I suspect that if your gender identity is balanced in the centre, it's quite easy for your perception of it to fall either side from time to time. But again, we will have to wait for the science on that.
"Or do you discount those people's gender identities?"
Not at all - I fully support them. Nor do I discount those people who seem either to not have a gender identity or have an inability to perceive it (agender) many of who are on this forum. It's only a shame that so many of the agender people here have made the leap from "I have no gender identity" to "Therefore no-one has a gender identity".
Also, gender identity can be quite a difficult thing to unravel - it's not always absolutely clear. May trans people for example know their is something wrong at the age of 3 or 4 and that it is something to do with boys and girls, but it can take a long time for the penny to drop. You can see an example of of this in a real life cloacal exstrophy case here:
www.dailymail.co.uk/femail/article-3191600/The-agony-learning-ve-raised-wrong-sex-rare-condition-meant-doctors-weren-t-sure-sex-Joe-born-support-Princess-Diana-finally-accepted-girl-came-shattering-discovery.html
Apologies for posting a Daily Mail article.
"In addition, your definition of gender identity seems to rely heavily on body dysphoria which is not widely accepted in the trans community."
I work with trans women. I can assure you that's not the case.
"It is possible to be transgender without having any issues at all with the sex of one's body."
That's not quite true - it's more a case that there are some trans people who are not troubled by their body being in opposition to their gender identity. That's also OK.
"This is a belief which is in contradiction with accepted neuroscience - that the brain is not an especially sexed characteristic and that it is malleable."
It is certainly true that although there are statistical differences between male and female brains, there is also a huge overlap. However, we are talking about a very specific property of the brain - gender identity. We certainly know that there are brain anomalies in trans people as you can see from the 26 peer-reviewed articles linked to here:
www.cakeworld.info/transsexualism/what-is/brain-similarities
And that is just up to 2015. Or to get an overview of the scientific consensus based on just a few of those studies, see this Scientific American article:
www.scientificamerican.com/article/is-there-something-unique-about-the-transgender-brain/
"Importantly, you can't have a 'gender identity' if you don't believe that the brain or mind is a sexed characteristic"
Gender identity is not a matter of belief - it is a matter of observation.

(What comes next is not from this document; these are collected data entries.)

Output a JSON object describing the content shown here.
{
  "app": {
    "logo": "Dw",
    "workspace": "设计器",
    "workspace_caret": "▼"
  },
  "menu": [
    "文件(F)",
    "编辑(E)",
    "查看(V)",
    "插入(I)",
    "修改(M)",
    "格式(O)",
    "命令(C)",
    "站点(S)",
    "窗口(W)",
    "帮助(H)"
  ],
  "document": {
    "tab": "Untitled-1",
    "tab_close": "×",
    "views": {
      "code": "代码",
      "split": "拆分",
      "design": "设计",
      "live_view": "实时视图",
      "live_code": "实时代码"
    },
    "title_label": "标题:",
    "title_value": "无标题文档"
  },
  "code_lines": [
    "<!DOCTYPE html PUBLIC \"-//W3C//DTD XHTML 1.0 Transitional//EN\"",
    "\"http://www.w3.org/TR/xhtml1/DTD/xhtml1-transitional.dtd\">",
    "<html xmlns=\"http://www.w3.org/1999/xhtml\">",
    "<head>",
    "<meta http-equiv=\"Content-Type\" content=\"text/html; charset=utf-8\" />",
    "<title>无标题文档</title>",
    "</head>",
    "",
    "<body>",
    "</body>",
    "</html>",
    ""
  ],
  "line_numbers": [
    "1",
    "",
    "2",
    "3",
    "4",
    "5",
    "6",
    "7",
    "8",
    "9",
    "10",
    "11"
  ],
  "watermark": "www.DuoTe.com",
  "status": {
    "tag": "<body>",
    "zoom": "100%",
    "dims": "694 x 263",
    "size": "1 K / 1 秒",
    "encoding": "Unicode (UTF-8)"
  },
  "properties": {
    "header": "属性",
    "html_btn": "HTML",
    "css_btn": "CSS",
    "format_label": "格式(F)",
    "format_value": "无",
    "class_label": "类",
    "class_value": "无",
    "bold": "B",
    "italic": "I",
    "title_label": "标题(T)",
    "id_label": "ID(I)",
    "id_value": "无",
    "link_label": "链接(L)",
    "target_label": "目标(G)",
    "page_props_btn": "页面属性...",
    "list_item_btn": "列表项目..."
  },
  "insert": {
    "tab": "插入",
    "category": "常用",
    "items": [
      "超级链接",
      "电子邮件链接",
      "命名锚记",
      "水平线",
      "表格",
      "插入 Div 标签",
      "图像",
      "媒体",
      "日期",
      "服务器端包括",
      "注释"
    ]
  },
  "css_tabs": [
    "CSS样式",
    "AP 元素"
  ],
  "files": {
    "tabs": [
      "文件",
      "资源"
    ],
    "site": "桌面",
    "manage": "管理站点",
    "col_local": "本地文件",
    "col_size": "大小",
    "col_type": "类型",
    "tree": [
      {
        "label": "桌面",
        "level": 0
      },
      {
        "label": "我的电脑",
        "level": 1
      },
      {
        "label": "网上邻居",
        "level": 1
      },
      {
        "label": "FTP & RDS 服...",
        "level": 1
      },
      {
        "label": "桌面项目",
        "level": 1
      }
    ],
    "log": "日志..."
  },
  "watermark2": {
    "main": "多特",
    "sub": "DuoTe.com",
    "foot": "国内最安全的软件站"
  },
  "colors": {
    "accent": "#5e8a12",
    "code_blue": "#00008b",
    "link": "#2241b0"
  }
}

The cloacal exstrophy boys didn't need a complex analysis of current thinking in the neuroscience of brain sex - they simply observed that they felt male despite no physical or social evidence to support that observation.

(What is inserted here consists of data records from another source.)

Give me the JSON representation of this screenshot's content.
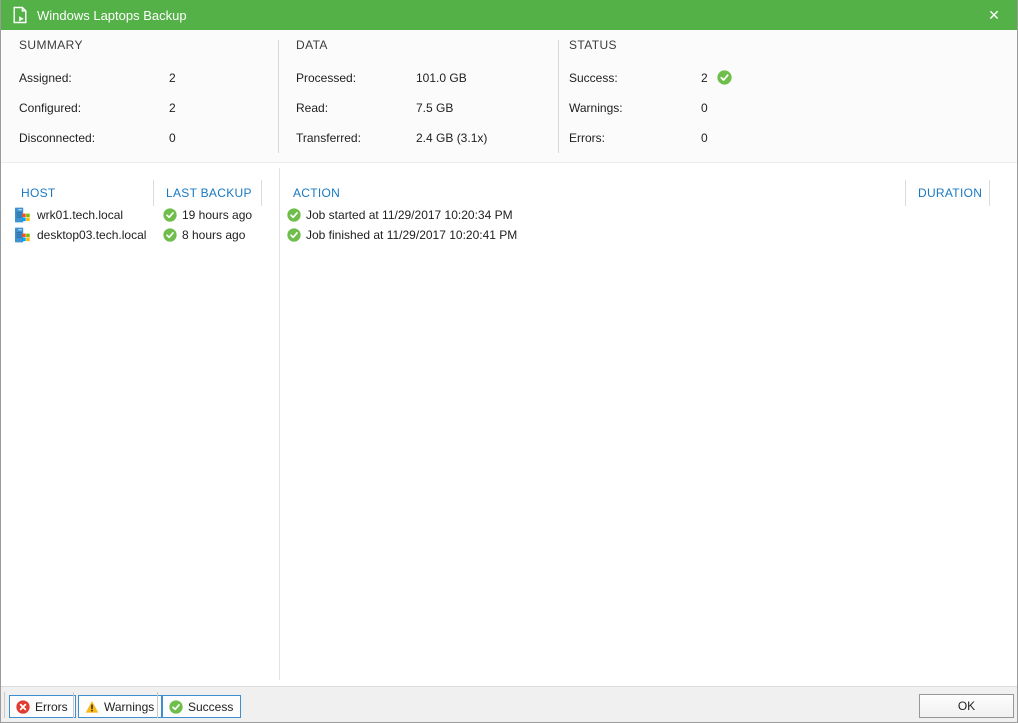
{
  "window": {
    "title": "Windows Laptops Backup",
    "close_glyph": "✕"
  },
  "colors": {
    "titlebar_green": "#54b148",
    "header_blue": "#1879c2",
    "success_green": "#6fbe4b",
    "error_red": "#e03c31",
    "warning_yellow": "#fdb913"
  },
  "summary": {
    "header": "SUMMARY",
    "rows": [
      {
        "label": "Assigned:",
        "value": "2"
      },
      {
        "label": "Configured:",
        "value": "2"
      },
      {
        "label": "Disconnected:",
        "value": "0"
      }
    ]
  },
  "data": {
    "header": "DATA",
    "rows": [
      {
        "label": "Processed:",
        "value": "101.0 GB"
      },
      {
        "label": "Read:",
        "value": "7.5 GB"
      },
      {
        "label": "Transferred:",
        "value": "2.4 GB (3.1x)"
      }
    ]
  },
  "status": {
    "header": "STATUS",
    "rows": [
      {
        "label": "Success:",
        "value": "2",
        "icon": "success-icon"
      },
      {
        "label": "Warnings:",
        "value": "0"
      },
      {
        "label": "Errors:",
        "value": "0"
      }
    ]
  },
  "hosts": {
    "host_header": "HOST",
    "last_backup_header": "LAST BACKUP",
    "rows": [
      {
        "name": "wrk01.tech.local",
        "last_backup": "19 hours ago",
        "status": "success"
      },
      {
        "name": "desktop03.tech.local",
        "last_backup": "8 hours ago",
        "status": "success"
      }
    ]
  },
  "actions": {
    "action_header": "ACTION",
    "duration_header": "DURATION",
    "rows": [
      {
        "text": "Job started at 11/29/2017 10:20:34 PM",
        "status": "success",
        "duration": ""
      },
      {
        "text": "Job finished at 11/29/2017 10:20:41 PM",
        "status": "success",
        "duration": ""
      }
    ]
  },
  "footer": {
    "filters": [
      {
        "label": "Errors",
        "icon": "error-icon"
      },
      {
        "label": "Warnings",
        "icon": "warning-icon"
      },
      {
        "label": "Success",
        "icon": "success-icon"
      }
    ],
    "ok_label": "OK"
  }
}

"so gender critical people are never 'cis',"
Most gender critical people appear to be agender, and are therefore not the "c word" which I am not allowed to use.

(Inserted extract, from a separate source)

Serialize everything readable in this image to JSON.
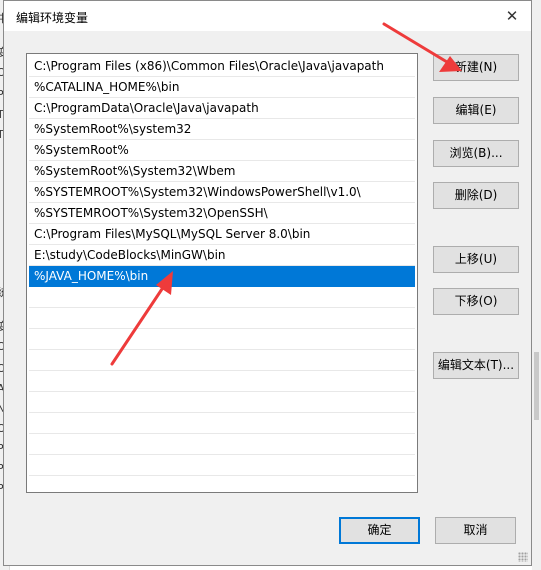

So that leaves the question of how trans people occur. Evidence at the moment is pointing quite strongly to genetics:
www.abstractsonline.com/pp8/#!/4592/presentation/578abstract
And here's an interesting one. As I am sure you know, CAIS people are born with vaginas (and sometimes wombs) despite XY chromosomes. So we know that it is possible for an XY foetus to develop a typically female physical characteristic. Some CAIS people seem to have an issue with the AR gene:
en.wikipedia.org/wiki/Androgen_insensitivity_syndrome#AR_mutations
It's not the only cause, and it's not a simple cause, but interestingly, trans women have also been found to have anomalies on this gene:
www.cakeworld.info/transsexualism/what-is/transsexual-genes
Of course, that's not the last word, and I am not suggesting the question is solved, it's merely one example of one possible cause for a person's gender identity not matching the sex they were assigned at birth. We will see how the science progresses, but so far, none of it seems to be moving away from the observation that there is something biological going on behind gender identity.